Monday, May 4, 2020

Are We There Yet?

My walls have been empty for a few days. And in spite of what I said just a week or so ago, I had no compulsion to fill the space, to fill the vacuum. I guess my thoughts were elsewhere, or so far inside my head I was no longer looking at the walls of the room; I was staring at the ceiling of my brain. I get like that, over-thinking, shut in, my senses sort of ossifying while I get lists of things done.

And for the past week or so I was fine with the empty walls. I felt no desire to draw or paint or I was too busy with other things to draw or paint, or as I said, I have been too much in my head. Then yesterday I just made a move. I thought, anything will do. I will just put something there on the wall to look at and then have a thought about it. That was the robotic tone and unimpassioned way I went about pulling from my closet, a roll of large paintings on paper. 

If my motivation for putting work on the walls has been to see where I have been so I could see where I was going, it did not seem to be working. I am nowhere and doesn't that fit the moment? We go nowhere as mandated by the pandemic. But in the name of follow-through, I made a decision. This large landscape is unlike any other painting I have made in recent years. It is just a sketch really, made in black acrylic paint and not on very good paper. The source photo came from a book of Russian miniature lacquer paintings on wood boxes from a town called Fedoskino. 

In both the source image and my painting, I liked the winding road, the brutal building, and the shape of the tree on the right. It is not at all a great painting, I would hardly call it a painting but I tacked it to the wall and now I am looking at it. 
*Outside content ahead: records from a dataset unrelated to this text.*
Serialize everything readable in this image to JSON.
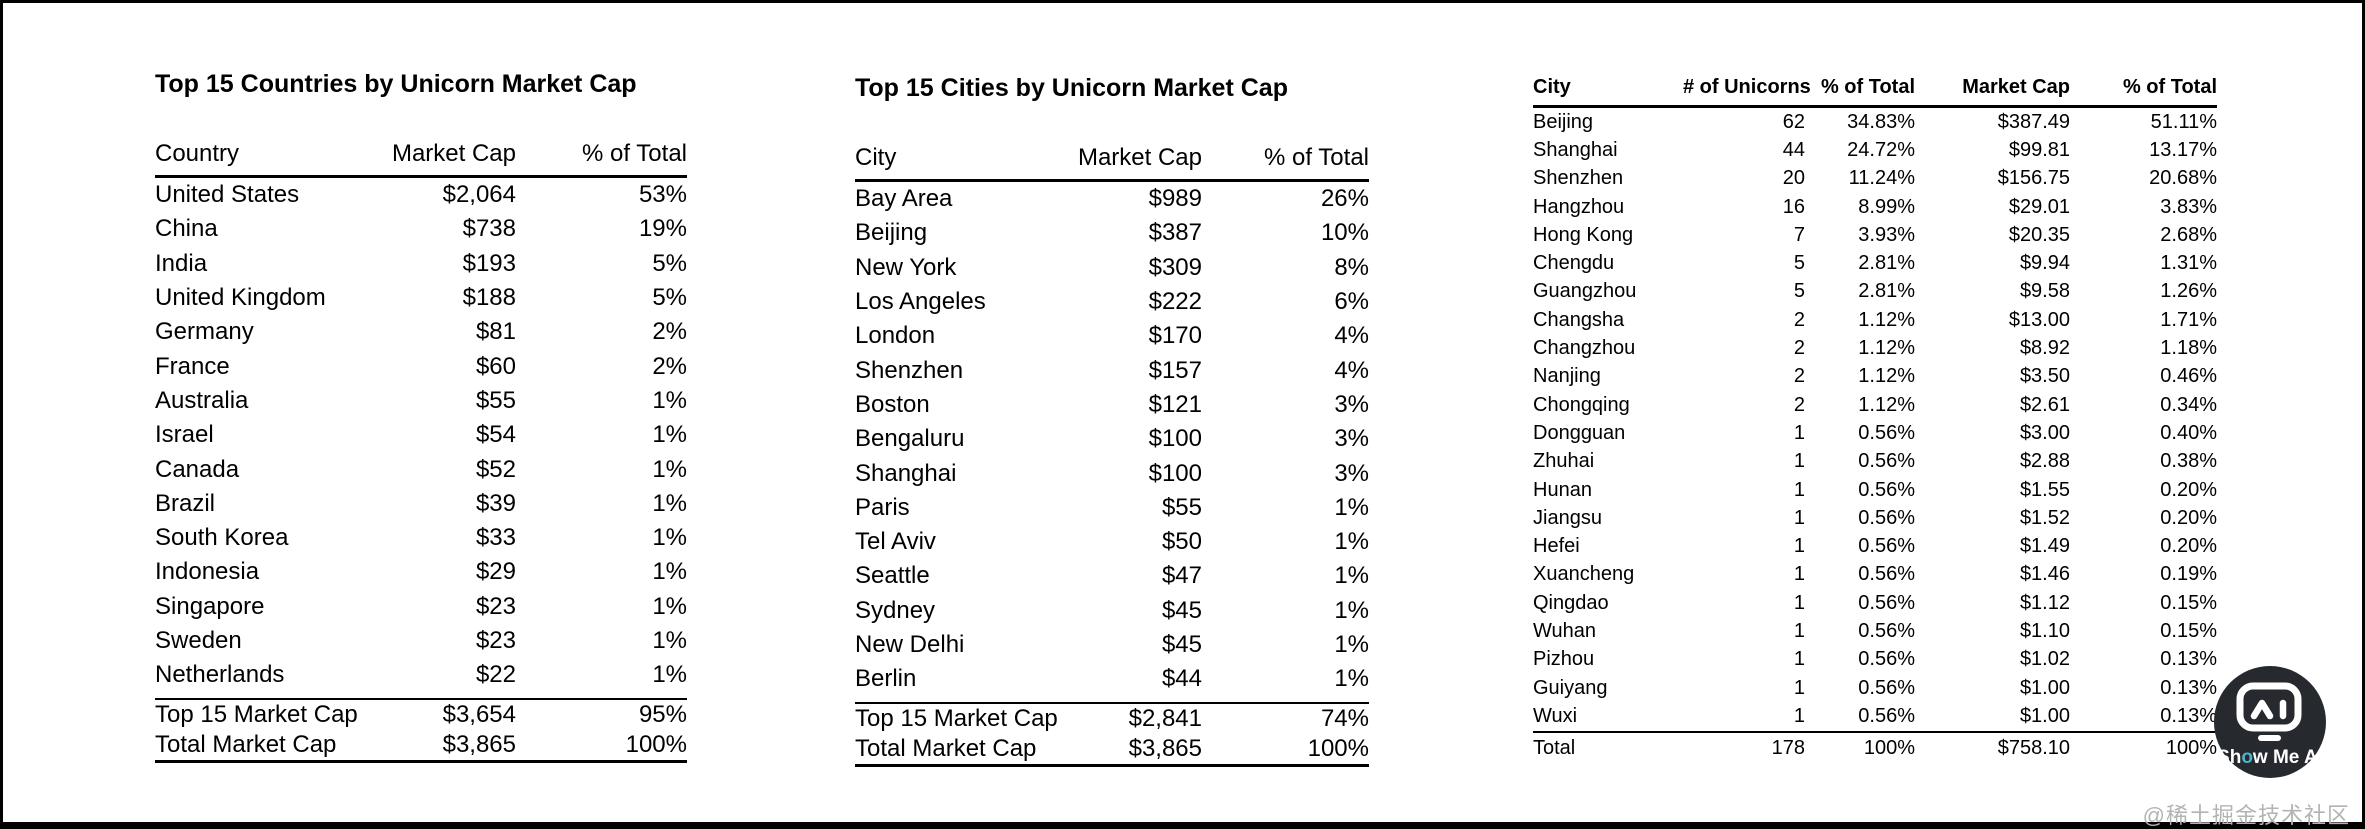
{
  "watermark": {
    "text": "@稀土掘金技术社区"
  },
  "logo": {
    "label": "Show Me AI",
    "text_pre": "Sh",
    "text_o": "o",
    "text_post": "w Me AI",
    "circle_color": "#26292e",
    "accent_color": "#45b8c9",
    "icon": "robot-screen-icon"
  },
  "chart_data": [
    {
      "type": "table",
      "title": "Top 15 Countries by Unicorn Market Cap",
      "columns": [
        "Country",
        "Market Cap",
        "% of Total"
      ],
      "rows": [
        [
          "United States",
          "$2,064",
          "53%"
        ],
        [
          "China",
          "$738",
          "19%"
        ],
        [
          "India",
          "$193",
          "5%"
        ],
        [
          "United Kingdom",
          "$188",
          "5%"
        ],
        [
          "Germany",
          "$81",
          "2%"
        ],
        [
          "France",
          "$60",
          "2%"
        ],
        [
          "Australia",
          "$55",
          "1%"
        ],
        [
          "Israel",
          "$54",
          "1%"
        ],
        [
          "Canada",
          "$52",
          "1%"
        ],
        [
          "Brazil",
          "$39",
          "1%"
        ],
        [
          "South Korea",
          "$33",
          "1%"
        ],
        [
          "Indonesia",
          "$29",
          "1%"
        ],
        [
          "Singapore",
          "$23",
          "1%"
        ],
        [
          "Sweden",
          "$23",
          "1%"
        ],
        [
          "Netherlands",
          "$22",
          "1%"
        ]
      ],
      "totals": [
        [
          "Top 15 Market Cap",
          "$3,654",
          "95%"
        ],
        [
          "Total Market Cap",
          "$3,865",
          "100%"
        ]
      ]
    },
    {
      "type": "table",
      "title": "Top 15 Cities by Unicorn Market Cap",
      "columns": [
        "City",
        "Market Cap",
        "% of Total"
      ],
      "rows": [
        [
          "Bay Area",
          "$989",
          "26%"
        ],
        [
          "Beijing",
          "$387",
          "10%"
        ],
        [
          "New York",
          "$309",
          "8%"
        ],
        [
          "Los Angeles",
          "$222",
          "6%"
        ],
        [
          "London",
          "$170",
          "4%"
        ],
        [
          "Shenzhen",
          "$157",
          "4%"
        ],
        [
          "Boston",
          "$121",
          "3%"
        ],
        [
          "Bengaluru",
          "$100",
          "3%"
        ],
        [
          "Shanghai",
          "$100",
          "3%"
        ],
        [
          "Paris",
          "$55",
          "1%"
        ],
        [
          "Tel Aviv",
          "$50",
          "1%"
        ],
        [
          "Seattle",
          "$47",
          "1%"
        ],
        [
          "Sydney",
          "$45",
          "1%"
        ],
        [
          "New Delhi",
          "$45",
          "1%"
        ],
        [
          "Berlin",
          "$44",
          "1%"
        ]
      ],
      "totals": [
        [
          "Top 15 Market Cap",
          "$2,841",
          "74%"
        ],
        [
          "Total Market Cap",
          "$3,865",
          "100%"
        ]
      ]
    },
    {
      "type": "table",
      "title": "",
      "columns": [
        "City",
        "# of Unicorns",
        "% of Total",
        "Market Cap",
        "% of Total"
      ],
      "rows": [
        [
          "Beijing",
          "62",
          "34.83%",
          "$387.49",
          "51.11%"
        ],
        [
          "Shanghai",
          "44",
          "24.72%",
          "$99.81",
          "13.17%"
        ],
        [
          "Shenzhen",
          "20",
          "11.24%",
          "$156.75",
          "20.68%"
        ],
        [
          "Hangzhou",
          "16",
          "8.99%",
          "$29.01",
          "3.83%"
        ],
        [
          "Hong Kong",
          "7",
          "3.93%",
          "$20.35",
          "2.68%"
        ],
        [
          "Chengdu",
          "5",
          "2.81%",
          "$9.94",
          "1.31%"
        ],
        [
          "Guangzhou",
          "5",
          "2.81%",
          "$9.58",
          "1.26%"
        ],
        [
          "Changsha",
          "2",
          "1.12%",
          "$13.00",
          "1.71%"
        ],
        [
          "Changzhou",
          "2",
          "1.12%",
          "$8.92",
          "1.18%"
        ],
        [
          "Nanjing",
          "2",
          "1.12%",
          "$3.50",
          "0.46%"
        ],
        [
          "Chongqing",
          "2",
          "1.12%",
          "$2.61",
          "0.34%"
        ],
        [
          "Dongguan",
          "1",
          "0.56%",
          "$3.00",
          "0.40%"
        ],
        [
          "Zhuhai",
          "1",
          "0.56%",
          "$2.88",
          "0.38%"
        ],
        [
          "Hunan",
          "1",
          "0.56%",
          "$1.55",
          "0.20%"
        ],
        [
          "Jiangsu",
          "1",
          "0.56%",
          "$1.52",
          "0.20%"
        ],
        [
          "Hefei",
          "1",
          "0.56%",
          "$1.49",
          "0.20%"
        ],
        [
          "Xuancheng",
          "1",
          "0.56%",
          "$1.46",
          "0.19%"
        ],
        [
          "Qingdao",
          "1",
          "0.56%",
          "$1.12",
          "0.15%"
        ],
        [
          "Wuhan",
          "1",
          "0.56%",
          "$1.10",
          "0.15%"
        ],
        [
          "Pizhou",
          "1",
          "0.56%",
          "$1.02",
          "0.13%"
        ],
        [
          "Guiyang",
          "1",
          "0.56%",
          "$1.00",
          "0.13%"
        ],
        [
          "Wuxi",
          "1",
          "0.56%",
          "$1.00",
          "0.13%"
        ]
      ],
      "totals": [
        [
          "Total",
          "178",
          "100%",
          "$758.10",
          "100%"
        ]
      ]
    }
  ]
}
My lack of connection to this image had given me a kind of freedom when I was painting it. I had no history on this road in Russia. Still, something about the image made me nostalgic. The photograph in the book was black and white and vertically formatted. Just now I went to Google maps to try to find this road, this view. To the map search bar I typed in Fedoskino, a village outside of Moscow. I saw the factory on the map, I saw the blue line of the river near it which must be the one in the photograph. I went to Google Street View. I clicked back and forth over the bridge but could not find the perspective in the photograph. Strange.


The landscape surrounding the factory reminded me of where I am from in Upstate New York, and also reminded me of Poland, where I have visited twice, and just looked like a landscape I wanted to linger in, have lingered in, a kind of déjà-vu. I was no longer lost in my head but I was beginning to feel lost on the other side of the over-thinking, a kind of through the looking glass. Do you remember the first time you had déjà-vu and tried to explain it to a grown-up?

I moved the viewpoint back and forth closer and farther from the factory but I could not replicate the view. From the bridge, the factory was way too far in the distance. Did they move the bridge? Is that the same large tree? But it looks smaller... How was this photograph shot so high off the ground? A bucket truck? This state of not understanding, of puzzling, is the baseline state of a child who does not understand physics, optics, logistics of much beyond tactile experience. This feeling, this state, was already activated in me when I turned the pages of the book to look at these strange little paintings. 

I cannot remember where I got this book or why. These paintings are truly bizarre and not remotely what I ever would describe as my taste. Look at this one of a bear driving a sled under a black sky! The sky in many of these paintings is black. These paintings are disorienting and spark the low register terror a child feels. The fact that they are painted on boxes also also tunes my mind to a static-y frequency of childhood, the encountering of curious objects, the smell of old containers at a grandparent's house, the spell of strange images. 


Since the pandemic drove us all indoors, the world has lost some of its form, some of its solidity. Much of it appears in image, through windows or on screens. Looking at these weird paintings with black skies and figures that seem to be in a trance, looking at them first thing in the morning when the sky outside my window is still dark, has made me feel less certain that I know the world I have woken into. I feel outside my own taste in art, outside my own urge to draw and write things, outside my timeline, my life's continuity. 

These little paintings are disorienting and this particular feeling of disorientation resembles that of a child. Children are new here, lacking the background knowledge to dismiss this or that.  Yhe world comes in funhouse mirror proportions, shifting and unreliable. A child's mind is different than that of a forty-something year old art-educated person who had just been trying to stick to the program, look at something on the wall and then make her next painting. 

There are lots of people whose job it is to keep things in order. Artists and writers should invite disorientation. When young children wake up  they are lost. After every nap, every sleep, they have this look that says something like where am I, what is this place? We lose this. We grow up and wake up thinking we know lots of things for certain and that is how we proceed with the day. But what really do we know for sure? What do I know today? The sky outside was black when I started writing but it is lightening now. It's time to make coffee, do grown-up things, pick things up and put them down in proper places, which no longer look quite right.